# CommonLit: Signal vs. Noise

### The nature of standard_error

The standard error is a *measure of spread of scores among multiple raters for each excerpt.* This is an ensemble method of building the dataset. To take an example from the training data set:

In [None]:
import pandas as pd
train = pd.read_csv('../input/commonlitreadabilityprize/train.csv')
train.head()

Sample *id c12129c31* has a target of *-0.340* and a standard_error of *0.464*. An example calculation which approximates this result is:

In [None]:
from scipy.stats import norm

# Generate random scores from 100 raters
scores = norm.rvs(loc=train['target'][0], scale=train['standard_error'][0], size=100, random_state=42)
print("""Mean: {:.3f}
Std: {:.3f}
Range: {:.3f} to {:.3f}""".format(scores.mean(), scores.std(), scores.min(), scores.max()))

While not representative of the actual observerations, the calculation is illustrative of the range of views of difficulty that a human labeler might apply from -1.556 to 0.519. This suggests there is substantial variation in the human labels.

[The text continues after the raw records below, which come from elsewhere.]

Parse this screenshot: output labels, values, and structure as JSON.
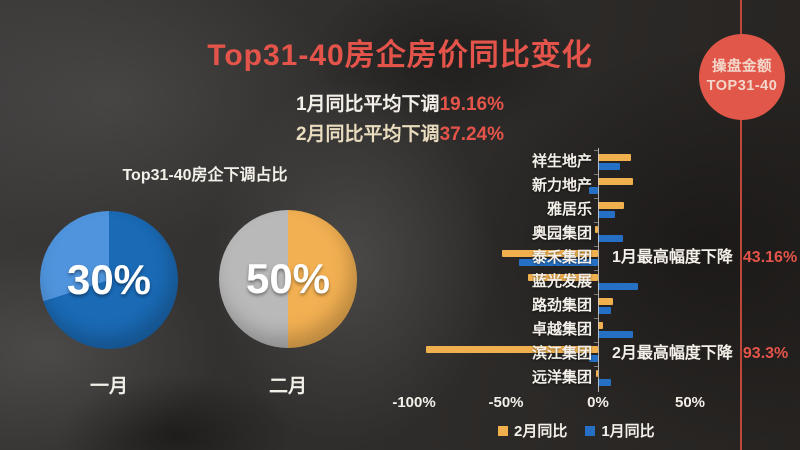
{
  "title": "Top31-40房企房价同比变化",
  "subtitles": [
    {
      "prefix": "1月同比平均下调",
      "value": "19.16%"
    },
    {
      "prefix": "2月同比平均下调",
      "value": "37.24%"
    }
  ],
  "badge": {
    "line1": "操盘金额",
    "line2": "TOP31-40"
  },
  "pie_section": {
    "title": "Top31-40房企下调占比",
    "pies": [
      {
        "label": "一月",
        "percent_text": "30%",
        "value": 30,
        "main_color": "#1a6ab5",
        "slice_color": "#4f94dd"
      },
      {
        "label": "二月",
        "percent_text": "50%",
        "value": 50,
        "main_color": "#f2b052",
        "slice_color": "#b9b9b9"
      }
    ]
  },
  "chart_data": {
    "type": "bar",
    "orientation": "horizontal",
    "categories": [
      "祥生地产",
      "新力地产",
      "雅居乐",
      "奥园集团",
      "泰禾集团",
      "蓝光发展",
      "路劲集团",
      "卓越集团",
      "滨江集团",
      "远洋集团"
    ],
    "series": [
      {
        "name": "2月同比",
        "color": "#f0b04e",
        "values": [
          18,
          19,
          14,
          -1.5,
          -52,
          -38,
          8,
          2.5,
          -93.3,
          -1
        ]
      },
      {
        "name": "1月同比",
        "color": "#2570c4",
        "values": [
          12,
          -5,
          9,
          13.5,
          -43.16,
          22,
          7,
          19,
          -5,
          7
        ]
      }
    ],
    "xlim": [
      -105,
      80
    ],
    "ticks": [
      "-100%",
      "-50%",
      "0%",
      "50%"
    ],
    "tick_values": [
      -100,
      -50,
      0,
      50
    ],
    "annotations": [
      {
        "row": 4,
        "text": "1月最高幅度下降",
        "value": "43.16%"
      },
      {
        "row": 8,
        "text": "2月最高幅度下降",
        "value": "93.3%"
      }
    ],
    "legend": [
      {
        "label": "2月同比",
        "color": "#f0b04e"
      },
      {
        "label": "1月同比",
        "color": "#2570c4"
      }
    ],
    "grid": false,
    "legend_position": "bottom"
  },
  "colors": {
    "accent_red": "#e4544a",
    "badge_bg": "#e1584a",
    "badge_text": "#f3d7cb",
    "white_text": "#f3efe9",
    "cream_text": "#eadcbf",
    "axis_line": "#d8d5d0",
    "vline": "#d94f41"
  }
}
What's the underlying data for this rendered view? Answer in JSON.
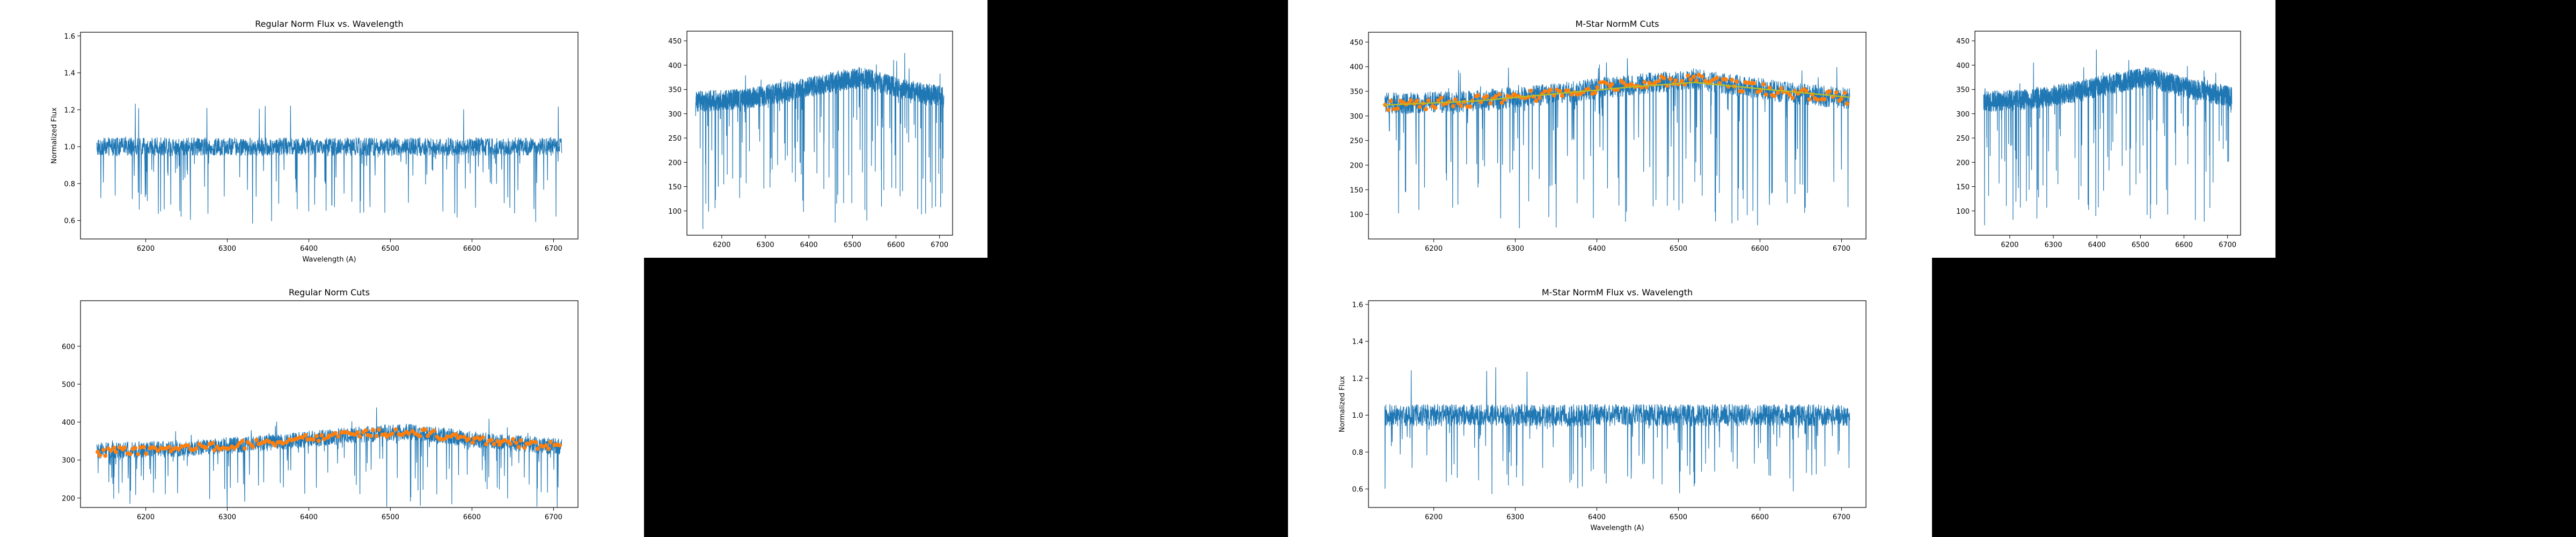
{
  "colors": {
    "spectrum": "#1f77b4",
    "fit": "#ff7f0e",
    "cont": "#bcbd22"
  },
  "chart_data": [
    {
      "id": "p1",
      "type": "line",
      "title": "Regular Norm Flux vs. Wavelength",
      "xlabel": "Wavelength (A)",
      "ylabel": "Normalized Flux",
      "xlim": [
        6120,
        6730
      ],
      "ylim": [
        0.5,
        1.62
      ],
      "xticks": [
        6200,
        6300,
        6400,
        6500,
        6600,
        6700
      ],
      "yticks": [
        0.6,
        0.8,
        1.0,
        1.2,
        1.4,
        1.6
      ],
      "ytick_labels": [
        "0.6",
        "0.8",
        "1.0",
        "1.2",
        "1.4",
        "1.6"
      ],
      "series": [
        {
          "kind": "normflux",
          "x_range": [
            6140,
            6710
          ],
          "noise": 0.05,
          "dip_rate": 0.06,
          "dip_depth": 0.4,
          "spike": 1.25
        }
      ]
    },
    {
      "id": "p2",
      "type": "line",
      "title": "",
      "xlabel": "",
      "ylabel": "",
      "xlim": [
        6120,
        6730
      ],
      "ylim": [
        50,
        470
      ],
      "xticks": [
        6200,
        6300,
        6400,
        6500,
        6600,
        6700
      ],
      "yticks": [
        100,
        150,
        200,
        250,
        300,
        350,
        400,
        450
      ],
      "ytick_labels": [
        "100",
        "150",
        "200",
        "250",
        "300",
        "350",
        "400",
        "450"
      ],
      "series": [
        {
          "kind": "raw",
          "x_range": [
            6140,
            6710
          ],
          "continuum": [
            [
              6140,
              325
            ],
            [
              6250,
              330
            ],
            [
              6350,
              345
            ],
            [
              6450,
              365
            ],
            [
              6520,
              375
            ],
            [
              6620,
              350
            ],
            [
              6710,
              335
            ]
          ],
          "noise": 22,
          "dip_rate": 0.06,
          "min_flux": 80
        }
      ]
    },
    {
      "id": "p3",
      "type": "line",
      "title": "M-Star NormM Cuts",
      "xlabel": "",
      "ylabel": "",
      "xlim": [
        6120,
        6730
      ],
      "ylim": [
        50,
        470
      ],
      "xticks": [
        6200,
        6300,
        6400,
        6500,
        6600,
        6700
      ],
      "yticks": [
        100,
        150,
        200,
        250,
        300,
        350,
        400,
        450
      ],
      "ytick_labels": [
        "100",
        "150",
        "200",
        "250",
        "300",
        "350",
        "400",
        "450"
      ],
      "series": [
        {
          "kind": "raw",
          "x_range": [
            6140,
            6710
          ],
          "continuum": [
            [
              6140,
              325
            ],
            [
              6250,
              330
            ],
            [
              6350,
              345
            ],
            [
              6450,
              365
            ],
            [
              6520,
              375
            ],
            [
              6620,
              350
            ],
            [
              6710,
              335
            ]
          ],
          "noise": 22,
          "dip_rate": 0.06,
          "min_flux": 80
        },
        {
          "kind": "points",
          "continuum": [
            [
              6140,
              320
            ],
            [
              6250,
              330
            ],
            [
              6350,
              345
            ],
            [
              6450,
              368
            ],
            [
              6520,
              375
            ],
            [
              6620,
              350
            ],
            [
              6710,
              335
            ]
          ],
          "count": 160
        },
        {
          "kind": "line",
          "points": [
            [
              6140,
              322
            ],
            [
              6250,
              330
            ],
            [
              6350,
              345
            ],
            [
              6450,
              360
            ],
            [
              6520,
              368
            ],
            [
              6620,
              352
            ],
            [
              6710,
              338
            ]
          ]
        }
      ]
    },
    {
      "id": "p4",
      "type": "line",
      "title": "",
      "xlabel": "",
      "ylabel": "",
      "xlim": [
        6120,
        6730
      ],
      "ylim": [
        50,
        470
      ],
      "xticks": [
        6200,
        6300,
        6400,
        6500,
        6600,
        6700
      ],
      "yticks": [
        100,
        150,
        200,
        250,
        300,
        350,
        400,
        450
      ],
      "ytick_labels": [
        "100",
        "150",
        "200",
        "250",
        "300",
        "350",
        "400",
        "450"
      ],
      "series": [
        {
          "kind": "raw",
          "x_range": [
            6140,
            6710
          ],
          "continuum": [
            [
              6140,
              325
            ],
            [
              6250,
              330
            ],
            [
              6350,
              345
            ],
            [
              6450,
              365
            ],
            [
              6520,
              375
            ],
            [
              6620,
              350
            ],
            [
              6710,
              335
            ]
          ],
          "noise": 22,
          "dip_rate": 0.06,
          "min_flux": 80
        }
      ]
    },
    {
      "id": "p5",
      "type": "line",
      "title": "Regular Norm Cuts",
      "xlabel": "",
      "ylabel": "",
      "xlim": [
        6120,
        6730
      ],
      "ylim": [
        175,
        720
      ],
      "xticks": [
        6200,
        6300,
        6400,
        6500,
        6600,
        6700
      ],
      "yticks": [
        200,
        300,
        400,
        500,
        600
      ],
      "ytick_labels": [
        "200",
        "300",
        "400",
        "500",
        "600"
      ],
      "series": [
        {
          "kind": "raw",
          "x_range": [
            6140,
            6710
          ],
          "continuum": [
            [
              6140,
              325
            ],
            [
              6250,
              330
            ],
            [
              6350,
              345
            ],
            [
              6450,
              365
            ],
            [
              6520,
              375
            ],
            [
              6620,
              350
            ],
            [
              6710,
              335
            ]
          ],
          "noise": 22,
          "dip_rate": 0.06,
          "min_flux": 180
        },
        {
          "kind": "points",
          "continuum": [
            [
              6140,
              320
            ],
            [
              6250,
              330
            ],
            [
              6350,
              345
            ],
            [
              6450,
              368
            ],
            [
              6520,
              375
            ],
            [
              6620,
              350
            ],
            [
              6710,
              335
            ]
          ],
          "count": 170
        }
      ]
    },
    {
      "id": "p6",
      "type": "line",
      "title": "M-Star NormM Flux vs. Wavelength",
      "xlabel": "Wavelength (A)",
      "ylabel": "Normalized Flux",
      "xlim": [
        6120,
        6730
      ],
      "ylim": [
        0.5,
        1.62
      ],
      "xticks": [
        6200,
        6300,
        6400,
        6500,
        6600,
        6700
      ],
      "yticks": [
        0.6,
        0.8,
        1.0,
        1.2,
        1.4,
        1.6
      ],
      "ytick_labels": [
        "0.6",
        "0.8",
        "1.0",
        "1.2",
        "1.4",
        "1.6"
      ],
      "series": [
        {
          "kind": "normflux",
          "x_range": [
            6140,
            6710
          ],
          "noise": 0.06,
          "dip_rate": 0.06,
          "dip_depth": 0.4,
          "spike": 1.26
        }
      ]
    }
  ]
}
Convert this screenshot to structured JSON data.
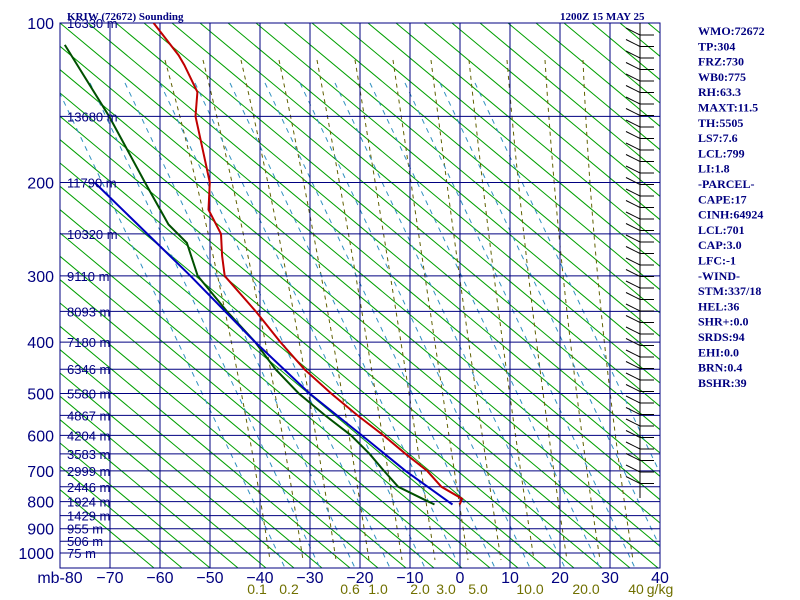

### Applying standard_error to the dataset

The standard_error may be used to simulate the views of a human labeller. I am assuming that the errors follow a normal distribution:

In [None]:
from sklearn.model_selection import KFold
from sklearn.metrics import mean_squared_error

# Split for multiple datasets and simulations
k_folds = KFold(5, shuffle=True)

predictions = [] # store the predictions
for i, (train_ix, _) in enumerate(k_folds.split(train), 1):
    target, error = train.loc[train_ix, ['target','standard_error']].to_numpy().T # get the targets
    normal_sample = norm.rvs(size=len(train_ix), random_state=i) # normal sample from standard normal
    prediction = target + error * normal_sample # pro-rata to the scale implied by the train set
    rmse = mean_squared_error(target, prediction)**.5 # how does this compare to the actuals
    predictions.append(rmse)
    print('Fold {} {:.3f}'.format(i, rmse))
print('Average RMSE {:.3f}'.format(sum(predictions)/len(predictions)))

This suggests that an average human labeller would have an RMSE of 0.490. The leading models on the leaderboard are pushing towards an RMSE of 0.460. The 0.490s on the other hand are around the 375 rank or top 1/3 of competitors. For me this raises three questions:
- What is the distribution and nature of the errors?
- Does a RMSE of substantially below 0.490 indicate overfitting?
- What does it mean for a model to be a *better* labeller of difficulty than a human labeller?